The logo is a living system rather than a fixed mark. Built on a set of mathematical rules rather than fixed coordinates, it generates unique variations while maintaining recognizability. The 'F' and 'X' serve as anchor points — structural constants that ground the composition. Everything between them shifts and flows, generated algorithmically from parameters that change based on context.

The brand colors are reactive rather than prescribed — a core palette that shifts based on context: time of day on the website, content type in presentations, ambient conditions in physical installations. The color system has boundaries — hue ranges, saturation limits, contrast requirements for accessibility — but within those boundaries, the expression is always unique. No two encounters with the Flux brand look identical, but all of them feel unmistakably Flux.

The typography is the one fixed element — a monospaced typeface that references code and computation, grounding the generative visual expression in the technical craft that makes it possible. This single constant gives the eye something to anchor to while everything else evolves around it.

Portfolio System

We designed a portfolio framework that gives each project its own visual world while maintaining consistent navigation, typography, and spatial logic. The transitions between projects are themselves interactive experiences — generative animations that blend the visual DNA of the project you're leaving with the one you're entering. The portfolio becomes a continuous experience rather than a collection of separate pages.

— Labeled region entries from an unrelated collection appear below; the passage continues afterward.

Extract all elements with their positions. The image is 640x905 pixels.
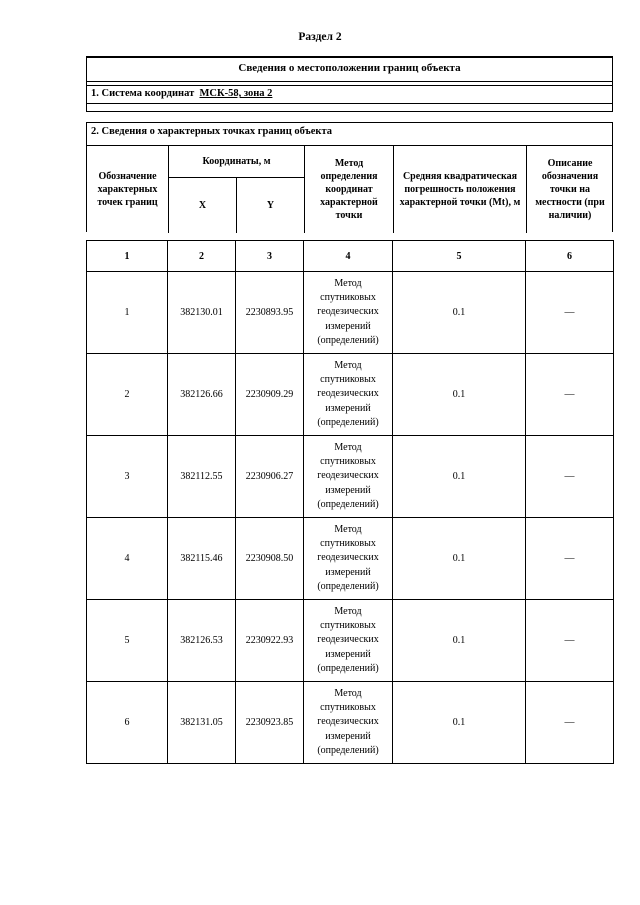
- header-accuracy: Средняя квадратическая погрешность положения характерной точки (Mt), м: [399, 170, 521, 208]
- method-line: Метод: [334, 359, 362, 371]
- method-line: Метод: [334, 441, 362, 453]
- method-line: Метод: [334, 523, 362, 535]
- description-cell: —: [526, 600, 614, 682]
- header-divider: [304, 145, 305, 233]
- method-line: спутниковых: [320, 456, 376, 468]
- method-line: спутниковых: [320, 292, 376, 304]
- method-line: геодезических: [317, 306, 379, 318]
- location-block: [86, 56, 613, 86]
- description-cell: —: [526, 354, 614, 436]
- method-line: геодезических: [317, 388, 379, 400]
- coord-system-label: 1. Система координат: [91, 88, 195, 99]
- description-cell: —: [526, 436, 614, 518]
- y-cell: 2230893.95: [236, 272, 304, 354]
- accuracy-cell: 0.1: [393, 272, 526, 354]
- method-line: измерений: [325, 566, 371, 578]
- header-y: Y: [266, 200, 275, 211]
- y-cell: 2230923.85: [236, 682, 304, 764]
- x-cell: 382115.46: [168, 518, 236, 600]
- points-section-title: 2. Сведения о характерных точках границ объекта: [87, 123, 612, 146]
- method-cell: [304, 272, 393, 354]
- method-cell: [304, 354, 393, 436]
- method-cell: [304, 600, 393, 682]
- y-cell: 2230908.50: [236, 518, 304, 600]
- coord-system-line: [87, 86, 612, 104]
- method-line: геодезических: [317, 634, 379, 646]
- column-number-row: [87, 241, 614, 272]
- coord-system-block: [86, 86, 613, 112]
- column-number: 2: [168, 241, 236, 272]
- point-id-cell: 6: [87, 682, 168, 764]
- table-row: [87, 354, 614, 436]
- point-id-cell: 1: [87, 272, 168, 354]
- accuracy-cell: 0.1: [393, 354, 526, 436]
- description-cell: —: [526, 518, 614, 600]
- x-cell: 382130.01: [168, 272, 236, 354]
- accuracy-cell: 0.1: [393, 436, 526, 518]
- method-cell: [304, 518, 393, 600]
- point-id-cell: 5: [87, 600, 168, 682]
- location-block-title: Сведения о местоположении границ объекта: [87, 58, 612, 82]
- method-line: измерений: [325, 730, 371, 742]
- method-line: (определений): [317, 416, 379, 428]
- x-cell: 382126.53: [168, 600, 236, 682]
- header-description: Описание обозначения точки на местности (при наличии): [535, 157, 605, 221]
- method-line: Метод: [334, 687, 362, 699]
- column-number: 4: [304, 241, 393, 272]
- description-cell: —: [526, 272, 614, 354]
- x-cell: 382126.66: [168, 354, 236, 436]
- x-cell: 382131.05: [168, 682, 236, 764]
- header-divider: [526, 145, 527, 233]
- column-number: 5: [393, 241, 526, 272]
- method-line: измерений: [325, 402, 371, 414]
- point-id-cell: 3: [87, 436, 168, 518]
- method-line: (определений): [317, 662, 379, 674]
- method-line: измерений: [325, 648, 371, 660]
- method-cell: [304, 436, 393, 518]
- method-line: спутниковых: [320, 538, 376, 550]
- table-row: [87, 272, 614, 354]
- header-coordinates: Координаты, м: [202, 155, 271, 167]
- method-line: (определений): [317, 580, 379, 592]
- header-method: Метод определения координат характерной точки: [320, 157, 378, 221]
- header-x: X: [198, 200, 207, 211]
- header-designation: Обозначение характерных точек границ: [97, 170, 158, 208]
- accuracy-cell: 0.1: [393, 600, 526, 682]
- method-line: Метод: [334, 605, 362, 617]
- method-line: спутниковых: [320, 620, 376, 632]
- coord-system-value: МСК-58, зона 2: [199, 88, 273, 99]
- table-row: [87, 518, 614, 600]
- method-line: (определений): [317, 744, 379, 756]
- method-line: спутниковых: [320, 374, 376, 386]
- column-number: 6: [526, 241, 614, 272]
- section-title: Раздел 2: [298, 31, 342, 43]
- method-line: (определений): [317, 498, 379, 510]
- x-cell: 382112.55: [168, 436, 236, 518]
- table-row: [87, 436, 614, 518]
- method-line: геодезических: [317, 716, 379, 728]
- method-line: измерений: [325, 484, 371, 496]
- point-id-cell: 4: [87, 518, 168, 600]
- accuracy-cell: 0.1: [393, 682, 526, 764]
- method-line: Метод: [334, 277, 362, 289]
- column-number: 3: [236, 241, 304, 272]
- y-cell: 2230906.27: [236, 436, 304, 518]
- method-line: (определений): [317, 334, 379, 346]
- method-line: измерений: [325, 320, 371, 332]
- description-cell: —: [526, 682, 614, 764]
- point-id-cell: 2: [87, 354, 168, 436]
- table-row: [87, 682, 614, 764]
- y-cell: 2230909.29: [236, 354, 304, 436]
- points-table: [86, 240, 614, 764]
- accuracy-cell: 0.1: [393, 518, 526, 600]
- points-header-block: [86, 122, 613, 232]
- column-number: 1: [87, 241, 168, 272]
- method-line: спутниковых: [320, 702, 376, 714]
- method-line: геодезических: [317, 470, 379, 482]
- method-cell: [304, 682, 393, 764]
- method-line: геодезических: [317, 552, 379, 564]
- header-divider: [393, 145, 394, 233]
- table-row: [87, 600, 614, 682]
- y-cell: 2230922.93: [236, 600, 304, 682]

The framework also includes a standardized project metadata structure — technology stack, team size, timeline, collaboration credits — that gives potential clients practical information in a consistent format, regardless of how visually different each project appears. This consistency in the utilitarian elements makes the creative diversity feel intentional rather than chaotic.

The generative identity became Flux's calling card. Potential clients experienced the brand's capabilities before seeing a single portfolio piece — the logo animation on the homepage, the reactive color system, the interactive transitions between pages. The identity itself was the proof of concept, demonstrating what the studio could do through the very medium they were being hired to work in.

Within a year, Flux doubled their team size and expanded into physical installations — a new market opened precisely because the brand could adapt to any environment. The generative identity system worked on screens, in projections, on printed materials, and in spatial installations. Each medium received a native expression of the same underlying rules, making the brand feel purposeful everywhere rather than forced into contexts it wasn't designed for.

The project also established a new model for how creative technology studios can approach branding. Rather than choosing between a rigid identity that constrains their work and no identity at all, Flux proved that a rule-based system can be simultaneously recognizable and infinitely variable — exactly the kind of solution their clients hire them to create.

"Most agencies get a static logo. Gallery gave us a living system. It's the most honest representation of what we do that we could imagine."